How the three ideas fit together

Every SLA is the same shape: a set of metrics tracked against time tripwires that auto-escalate the risk state, attached to conversations through a scored assignment matrix. Office hours pause the clock, closing freezes the badge, automation triggers turn the whole thing into a programmable signal.

An SLA
What it tracks the metric clocks
Metric types
First Reply All Messages Resolution
A policy can watch one, two, or all three metrics at once.
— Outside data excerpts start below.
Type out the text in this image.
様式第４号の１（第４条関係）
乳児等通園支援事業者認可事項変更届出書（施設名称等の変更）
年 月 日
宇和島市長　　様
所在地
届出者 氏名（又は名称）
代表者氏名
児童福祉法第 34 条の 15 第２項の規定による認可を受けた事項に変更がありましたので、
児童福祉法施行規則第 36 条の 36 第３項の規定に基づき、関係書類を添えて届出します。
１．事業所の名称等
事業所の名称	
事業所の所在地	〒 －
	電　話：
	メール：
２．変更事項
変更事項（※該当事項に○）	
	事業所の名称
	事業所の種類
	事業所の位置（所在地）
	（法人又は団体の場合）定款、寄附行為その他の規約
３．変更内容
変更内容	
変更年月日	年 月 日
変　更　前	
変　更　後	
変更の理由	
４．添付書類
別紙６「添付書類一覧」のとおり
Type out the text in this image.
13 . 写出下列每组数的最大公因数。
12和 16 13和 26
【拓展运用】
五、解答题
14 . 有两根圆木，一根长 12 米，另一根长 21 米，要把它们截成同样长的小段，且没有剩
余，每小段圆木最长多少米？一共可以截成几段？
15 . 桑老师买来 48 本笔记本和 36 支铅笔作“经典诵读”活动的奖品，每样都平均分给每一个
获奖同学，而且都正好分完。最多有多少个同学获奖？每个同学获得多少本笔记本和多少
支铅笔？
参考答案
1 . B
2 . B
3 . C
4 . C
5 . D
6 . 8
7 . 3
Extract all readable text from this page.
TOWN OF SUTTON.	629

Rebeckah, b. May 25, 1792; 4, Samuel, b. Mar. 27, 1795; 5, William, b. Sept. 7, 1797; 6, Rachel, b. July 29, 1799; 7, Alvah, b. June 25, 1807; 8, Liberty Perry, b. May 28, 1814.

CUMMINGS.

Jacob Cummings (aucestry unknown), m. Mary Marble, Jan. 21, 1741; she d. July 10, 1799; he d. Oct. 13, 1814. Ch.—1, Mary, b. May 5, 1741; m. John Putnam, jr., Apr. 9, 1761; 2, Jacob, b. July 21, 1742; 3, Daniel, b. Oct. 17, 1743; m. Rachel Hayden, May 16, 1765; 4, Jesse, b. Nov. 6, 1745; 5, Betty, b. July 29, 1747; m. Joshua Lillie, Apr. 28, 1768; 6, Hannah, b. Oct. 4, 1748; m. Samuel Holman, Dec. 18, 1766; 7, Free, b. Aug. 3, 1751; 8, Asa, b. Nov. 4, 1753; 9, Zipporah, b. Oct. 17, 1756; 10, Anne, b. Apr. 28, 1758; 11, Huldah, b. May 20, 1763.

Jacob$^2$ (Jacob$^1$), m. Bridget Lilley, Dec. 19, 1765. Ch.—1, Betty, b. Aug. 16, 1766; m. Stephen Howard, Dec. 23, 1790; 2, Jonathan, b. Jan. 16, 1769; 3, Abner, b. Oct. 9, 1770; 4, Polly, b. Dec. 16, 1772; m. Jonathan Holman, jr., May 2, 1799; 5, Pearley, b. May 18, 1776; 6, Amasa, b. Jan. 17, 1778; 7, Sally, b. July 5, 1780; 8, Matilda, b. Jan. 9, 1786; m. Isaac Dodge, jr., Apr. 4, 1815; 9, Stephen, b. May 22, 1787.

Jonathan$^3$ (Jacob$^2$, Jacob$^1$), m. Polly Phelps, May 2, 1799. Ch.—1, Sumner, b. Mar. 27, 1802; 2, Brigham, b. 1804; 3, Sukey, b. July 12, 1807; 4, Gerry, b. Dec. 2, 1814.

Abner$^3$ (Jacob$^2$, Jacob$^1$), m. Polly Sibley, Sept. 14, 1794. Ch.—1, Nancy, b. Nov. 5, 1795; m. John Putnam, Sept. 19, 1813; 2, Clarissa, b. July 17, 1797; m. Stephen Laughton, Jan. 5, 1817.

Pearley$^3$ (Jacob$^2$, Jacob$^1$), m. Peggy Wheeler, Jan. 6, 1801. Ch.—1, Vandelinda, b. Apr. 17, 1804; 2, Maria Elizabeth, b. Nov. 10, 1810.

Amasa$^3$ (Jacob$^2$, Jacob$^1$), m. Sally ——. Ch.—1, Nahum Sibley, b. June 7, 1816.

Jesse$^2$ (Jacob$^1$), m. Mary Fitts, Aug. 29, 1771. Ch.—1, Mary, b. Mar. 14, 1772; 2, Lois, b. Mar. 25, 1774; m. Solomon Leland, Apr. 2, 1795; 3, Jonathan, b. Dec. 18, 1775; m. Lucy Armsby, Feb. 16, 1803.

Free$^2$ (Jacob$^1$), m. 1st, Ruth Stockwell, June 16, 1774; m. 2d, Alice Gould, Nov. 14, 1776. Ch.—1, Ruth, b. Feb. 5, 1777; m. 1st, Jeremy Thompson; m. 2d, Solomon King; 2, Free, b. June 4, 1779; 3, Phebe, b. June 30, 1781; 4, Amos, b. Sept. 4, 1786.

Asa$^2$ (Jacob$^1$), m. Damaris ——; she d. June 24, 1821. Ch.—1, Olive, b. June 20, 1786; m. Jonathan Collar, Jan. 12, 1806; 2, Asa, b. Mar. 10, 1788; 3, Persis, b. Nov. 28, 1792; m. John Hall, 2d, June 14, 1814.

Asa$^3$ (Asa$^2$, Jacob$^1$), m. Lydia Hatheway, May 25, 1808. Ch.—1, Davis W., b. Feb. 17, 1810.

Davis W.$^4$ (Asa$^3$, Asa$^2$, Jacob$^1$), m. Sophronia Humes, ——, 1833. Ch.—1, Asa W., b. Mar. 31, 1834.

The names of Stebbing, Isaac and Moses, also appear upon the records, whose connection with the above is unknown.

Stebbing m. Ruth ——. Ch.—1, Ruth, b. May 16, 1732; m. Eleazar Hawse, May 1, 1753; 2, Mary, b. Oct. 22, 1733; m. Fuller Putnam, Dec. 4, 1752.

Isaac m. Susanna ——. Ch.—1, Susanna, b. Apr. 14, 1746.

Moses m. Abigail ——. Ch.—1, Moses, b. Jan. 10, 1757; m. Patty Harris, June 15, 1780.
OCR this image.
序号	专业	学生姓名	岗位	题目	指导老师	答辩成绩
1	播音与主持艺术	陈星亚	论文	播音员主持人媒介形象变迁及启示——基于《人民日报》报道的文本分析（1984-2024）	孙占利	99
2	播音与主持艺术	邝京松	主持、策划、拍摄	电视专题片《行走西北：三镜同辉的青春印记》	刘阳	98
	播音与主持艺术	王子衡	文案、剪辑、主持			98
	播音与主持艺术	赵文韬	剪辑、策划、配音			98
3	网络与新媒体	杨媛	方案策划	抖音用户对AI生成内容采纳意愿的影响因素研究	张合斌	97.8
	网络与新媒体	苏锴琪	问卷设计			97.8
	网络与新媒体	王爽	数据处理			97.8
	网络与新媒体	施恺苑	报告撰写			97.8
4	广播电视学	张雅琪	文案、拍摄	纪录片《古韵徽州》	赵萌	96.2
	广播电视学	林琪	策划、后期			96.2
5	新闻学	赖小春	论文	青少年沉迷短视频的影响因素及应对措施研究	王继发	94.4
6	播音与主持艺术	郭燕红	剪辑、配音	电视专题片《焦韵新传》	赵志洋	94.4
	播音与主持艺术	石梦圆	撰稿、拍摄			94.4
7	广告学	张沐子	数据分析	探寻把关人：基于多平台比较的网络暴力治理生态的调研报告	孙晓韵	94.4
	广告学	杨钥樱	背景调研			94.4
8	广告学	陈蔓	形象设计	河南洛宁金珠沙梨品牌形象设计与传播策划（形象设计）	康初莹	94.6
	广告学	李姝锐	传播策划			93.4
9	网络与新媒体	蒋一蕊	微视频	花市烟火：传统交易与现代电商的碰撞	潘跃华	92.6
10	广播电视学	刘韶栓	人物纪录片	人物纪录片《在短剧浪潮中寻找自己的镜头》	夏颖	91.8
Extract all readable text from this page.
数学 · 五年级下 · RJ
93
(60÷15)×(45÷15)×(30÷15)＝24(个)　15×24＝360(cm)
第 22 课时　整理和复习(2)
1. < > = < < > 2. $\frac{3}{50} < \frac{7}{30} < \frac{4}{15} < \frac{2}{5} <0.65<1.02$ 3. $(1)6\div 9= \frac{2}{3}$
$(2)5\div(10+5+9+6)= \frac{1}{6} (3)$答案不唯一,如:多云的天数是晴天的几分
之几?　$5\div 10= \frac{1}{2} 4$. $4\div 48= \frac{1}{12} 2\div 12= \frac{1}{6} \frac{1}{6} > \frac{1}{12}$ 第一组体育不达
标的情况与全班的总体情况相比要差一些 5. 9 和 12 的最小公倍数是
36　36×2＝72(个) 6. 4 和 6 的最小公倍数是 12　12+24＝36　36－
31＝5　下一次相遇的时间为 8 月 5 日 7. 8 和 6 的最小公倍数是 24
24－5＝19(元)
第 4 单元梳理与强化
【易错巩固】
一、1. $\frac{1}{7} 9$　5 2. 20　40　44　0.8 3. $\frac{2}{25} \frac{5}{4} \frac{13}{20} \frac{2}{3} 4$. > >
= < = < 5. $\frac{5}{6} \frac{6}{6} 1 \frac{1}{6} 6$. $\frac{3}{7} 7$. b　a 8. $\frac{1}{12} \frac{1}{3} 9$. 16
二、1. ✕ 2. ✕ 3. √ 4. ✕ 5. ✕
How risk is computed tripwires & states
Priority bands
Low Normal High Urgent
Risk states
SLA At risk Urgent Breach
Bands are auto-derived from elapsed time. Escalation is one-way.
How it attaches assignment & lifecycle
Assignment match
Team + channel · 3 Team · 2 Channel · 1
Clock behavior
Office-hours pause Reopen restart Freeze on close
Plus sla_breach_warning and sla_breached as automation triggers.